The Sexual Politics of Meat:
A Feminist-Vegetarian Critical Theory
Carol J. Adams
Independent scholar Carol J. Adams is a writer, activist, feminist, vegan and animal rights activist. She has written several books on feminism, vegetarianism, and meat. In The Sexual Politics of Meat: A Feminist-Vegetarian Critical Theory, Adams explores the sexual politics of meat. She locates the link between masculinity, meat and oppression deep in the human past and deep within the psyche. Adams begins by exploring key patriarchal texts that connect meat and patriarchy. Ancient texts abound with stories linking the domination of animals and meat eating with the conquest and subjugation of women. Most contemporary hunter-gatherer societies have women gathering and the men hunting and many have argued that meat has a greater symbolic value than a nutritional one. Often the products of the hunt are redistributed to various members of the group based on status and to reaffirm social ties. Parallel to her link between patriarchy and meat eating, Adams traces the growth of vegetarianism and it's ties to feminism and pacifism. In conclusion, Adams takes on the critics of vegetarianism and lays out a feminist-vegetarian critical theory.
Adams has an interesting premise but I have concerns over how tightly ancient myths, rituals and symbolism bind to the formation and development of current thought. Does Zeus's consumption of Metis drive my urge to eat a hamburger? Can self-consciousness of our actions and their symbolism overcome the repressiveness of meat eating? Does the modern hunter or butcher still connect the rape of women with the butchering of animals? Butchering is an act of preparation and most food requires some sort of preparation prior to eating. Does that preparation infer some kind of domination or manipulation? An Eskimo Shaman observed: "The greatest peril of life consists in the fact that human food consists entirely of souls." Might this also apply to plant food for plants are also living things?
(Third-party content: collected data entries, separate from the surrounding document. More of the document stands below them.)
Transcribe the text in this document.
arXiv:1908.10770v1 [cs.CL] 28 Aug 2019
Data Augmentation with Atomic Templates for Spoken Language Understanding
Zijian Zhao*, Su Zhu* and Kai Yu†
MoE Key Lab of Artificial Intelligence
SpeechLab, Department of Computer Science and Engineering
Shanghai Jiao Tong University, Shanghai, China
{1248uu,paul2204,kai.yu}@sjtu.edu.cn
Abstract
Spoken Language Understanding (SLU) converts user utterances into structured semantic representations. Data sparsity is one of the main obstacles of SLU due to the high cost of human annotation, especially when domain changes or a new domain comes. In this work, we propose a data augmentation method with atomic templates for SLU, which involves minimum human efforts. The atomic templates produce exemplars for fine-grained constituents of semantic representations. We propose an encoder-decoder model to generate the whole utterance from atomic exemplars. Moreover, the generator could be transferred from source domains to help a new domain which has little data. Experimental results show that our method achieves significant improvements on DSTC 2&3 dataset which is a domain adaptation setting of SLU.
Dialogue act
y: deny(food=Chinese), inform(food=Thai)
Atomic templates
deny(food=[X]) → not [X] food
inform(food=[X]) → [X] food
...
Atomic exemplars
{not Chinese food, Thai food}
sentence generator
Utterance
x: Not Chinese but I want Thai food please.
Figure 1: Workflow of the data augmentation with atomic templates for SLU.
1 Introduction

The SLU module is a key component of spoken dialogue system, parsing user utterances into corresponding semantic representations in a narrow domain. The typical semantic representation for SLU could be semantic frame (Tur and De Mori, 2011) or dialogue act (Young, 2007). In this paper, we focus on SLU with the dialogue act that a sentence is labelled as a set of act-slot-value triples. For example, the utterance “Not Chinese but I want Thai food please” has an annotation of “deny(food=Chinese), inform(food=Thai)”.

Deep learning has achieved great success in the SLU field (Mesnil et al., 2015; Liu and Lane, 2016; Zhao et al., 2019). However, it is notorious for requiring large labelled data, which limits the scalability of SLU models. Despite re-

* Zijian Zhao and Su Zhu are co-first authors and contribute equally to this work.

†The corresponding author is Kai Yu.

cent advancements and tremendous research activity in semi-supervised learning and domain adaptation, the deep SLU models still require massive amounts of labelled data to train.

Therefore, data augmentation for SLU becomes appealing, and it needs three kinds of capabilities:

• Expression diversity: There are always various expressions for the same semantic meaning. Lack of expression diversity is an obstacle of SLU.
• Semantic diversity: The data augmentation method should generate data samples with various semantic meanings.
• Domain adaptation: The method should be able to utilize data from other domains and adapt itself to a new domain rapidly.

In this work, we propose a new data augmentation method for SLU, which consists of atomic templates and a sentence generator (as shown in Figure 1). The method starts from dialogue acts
Adams' notion of conversion to veganism, vegetarianism and feminism have religious aspects that confound my basic rationalism. It also contains an assumption that ending the oppression of animals through veganism will end human oppression and I do not know how tightly these connect. She claims that vegetarian societies tend to be more egalitarian. Some claim Hitler was a vegetarian. Although Adams disputes this claim not all vegetarian has a stellar moral standing. Jains abstain from eating meat, eggs, gelatin, or anything that grows underground and their religion is founded on non-violence. At the same time, Jain beliefs share universal prejudices against women. This might raise questions about Adam's assertion that male domination causes meat eating. The equality between men and women is a core belief of Sikh society but Sikhs eat meat and there is structural inequality within Sikh society. Here meat eating does not cause the oppression of women and the equality of women does not necessarily lead to egalitarianism.
Adams' book is an interesting textual analysis but it is difficult to imagine how it connects with most people. They symbolism she undresses is too vague in most cases to impact behavior. The reader's mind requires a certain level of knowledge to be gripped by her arguments. Frances Moore Lappé in her 19 books about world hunger makes stronger arguments in favor of vegetarianism by pointing out that a vegetarian diet would allow a more equitable distribution of food and better address world hunger. Likewise, the link between cattle grazing, deforestation and climate makes a stronger case for a more vegetarian diet.
Despite my criticisms, Carol J. Adams The Sexual Politics of Meat: A Feminist-Vegetarian Critical Theory is a provocative and stimulating book that raises important points and is a worthwhile read.